Namun bukannya lepas, dia malah menarik pinggang ku dengan tangan kanannya yang memegang kantong belanja. Dia mengangkat tubuhku ke bahu kanannya, mengangkatku seperti karung beras. Dia juga memindahkan kantong belanja di tangan kirinya.
Aku memberontak memukul punggungnya dengan kedua tanganku, tapi dia seolah tak merasakan sakit. Dia tetap berjalan dengan santai.
Apakah dia tidak sadar bahwa tindakannya sekarang mengundang perhatian, lihat semua orang memandang kita berdua. Aku juga sudah berhenti memberontak ketika sadar bahwa sekarang aku menjadi pusat perhatian.
Aku menutup mukaku dengan rambut " Nova, awas aja kalo kejadian ini sampai masuk berita. Aku bener-beber akan benci sama kamu " ku rasakan badannya menegang sekilas. Di tetap berjalan namun kali ini dia berjalan dengan langkah agak cepat.
Nova melangkah menuju parkiran mobil, ketika sudah sampai dia langsung membuka pintu. Menurunkan lalu mendudukkan ku di samping kursi pengemudi.
Dia lalu masuk setelah meletakkan kantong belanja dikursi belakang, dia mengeluarkan ponsel dari saku, menelpon seseorang.
" Jangan sampai tersebar, dan tutup mulut orang-orang yang berada disini " setelah itu dia menutup panggilan telponnya.

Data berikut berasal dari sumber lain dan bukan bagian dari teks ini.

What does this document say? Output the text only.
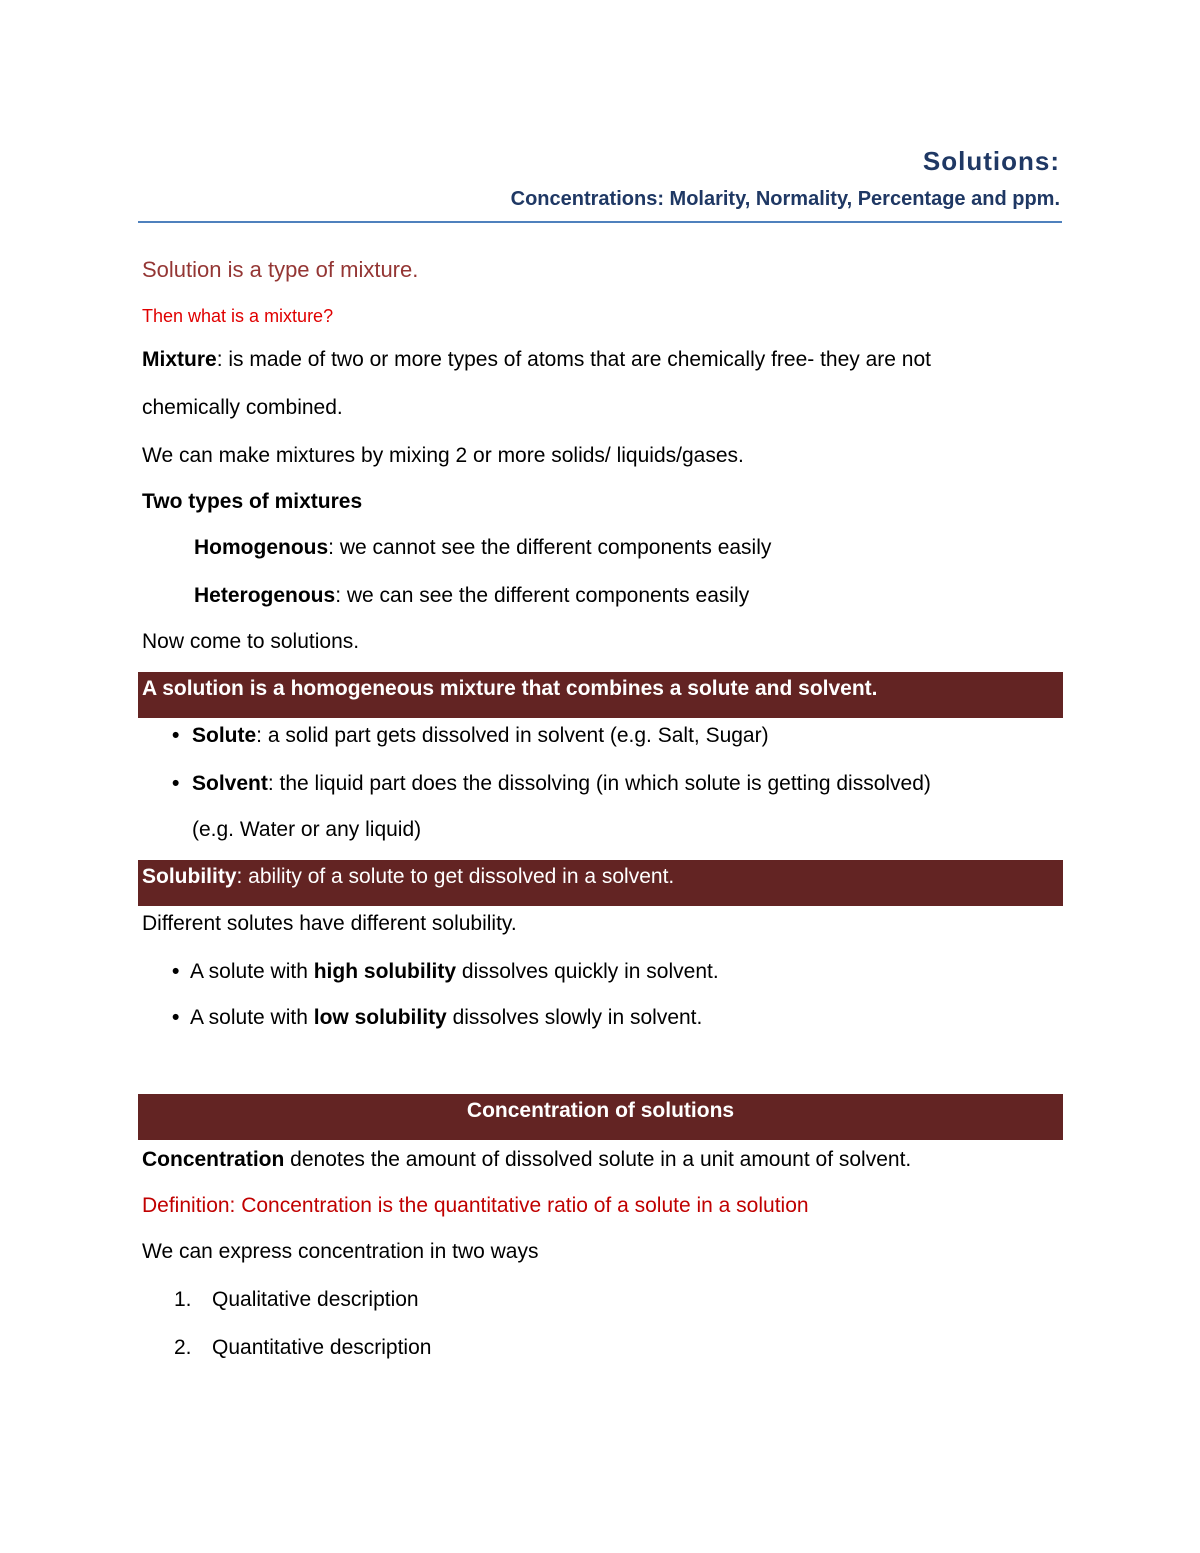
Solutions:
Concentrations: Molarity, Normality, Percentage and ppm.
Solution is a type of mixture.
Then what is a mixture?
Mixture: is made of two or more types of atoms that are chemically free- they are not
chemically combined.
We can make mixtures by mixing 2 or more solids/ liquids/gases.
Two types of mixtures
Homogenous: we cannot see the different components easily
Heterogenous: we can see the different components easily
Now come to solutions.
A solution is a homogeneous mixture that combines a solute and solvent.
• Solute: a solid part gets dissolved in solvent (e.g. Salt, Sugar)
• Solvent: the liquid part does the dissolving (in which solute is getting dissolved)
(e.g. Water or any liquid)
Solubility: ability of a solute to get dissolved in a solvent.
Different solutes have different solubility.
• A solute with high solubility dissolves quickly in solvent.
• A solute with low solubility dissolves slowly in solvent.
Concentration of solutions
Concentration denotes the amount of dissolved solute in a unit amount of solvent.
Definition: Concentration is the quantitative ratio of a solute in a solution
We can express concentration in two ways
1. Qualitative description
2. Quantitative description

Meletakan ponsel disakunya lalu menatap kearahku, aku menegang ketika di mendekatkan badannya kearahku. Aku menutup mata ketika hampir tidak ada jarak lagi dengan Nova. Hingga
Klik
Membuka mata dan langsung bertemu dengan tatapan mata Nova, tidak ada raut wajah datar yang ada hanya raut wajah santainya.
" Kamu berharap dicium? " Menunjukkan smirknya kepadaku.
" A--apa hah mana ada! " Aku memalingkan wajah, aku malu sungguh malu kepada aku bisa berpikir jika dia hendak mencium ku sih? Ini juga salah dia kenapa juga dia harus memasang sabuk pengaman dengan jarak sedekat itu.
Aku mendorong wajahnya supaya menjauh dari wajahku " sana ih " dia memundurkan wajahnya dan duduk tegak dengan senyum yang terpatri di bibirnya.
Aku yakin, wajahku sekarang pasti memerah. Aku hanya berani melihat kearah jendela. Aku merasakan tatapan Nova masih mengarah padaku.
Hening selama beberapa menit, hingga terdengar suara dengusan geli dari nova " coba liat kesini" ucapnya yang ku abaikan " Yara " lanjutnya lagi kurasakan tangannya meraih daguku dan menarik wajahku kearahnya. Darimana dia tahu nama panggilanku yang baru?
Dia menatap hangat kearah ku, hah apa mata ku tidak salah lihat? Bagaimana bisa tatapan itu ada padanya? Aku menatap tak percaya kearahnya.
" Kita makan dulu " tatapan hangat itu kembali menjadi datar lagi.
" Aku mau pulang aja, aku nggak la-- " perutku berbunyi " per " lirihku. Aku hendak memukul kepalaku tapi tangan nova menahannya. Dia tidak tertawa malahan menatap marah kearahku, dia kenapa sih?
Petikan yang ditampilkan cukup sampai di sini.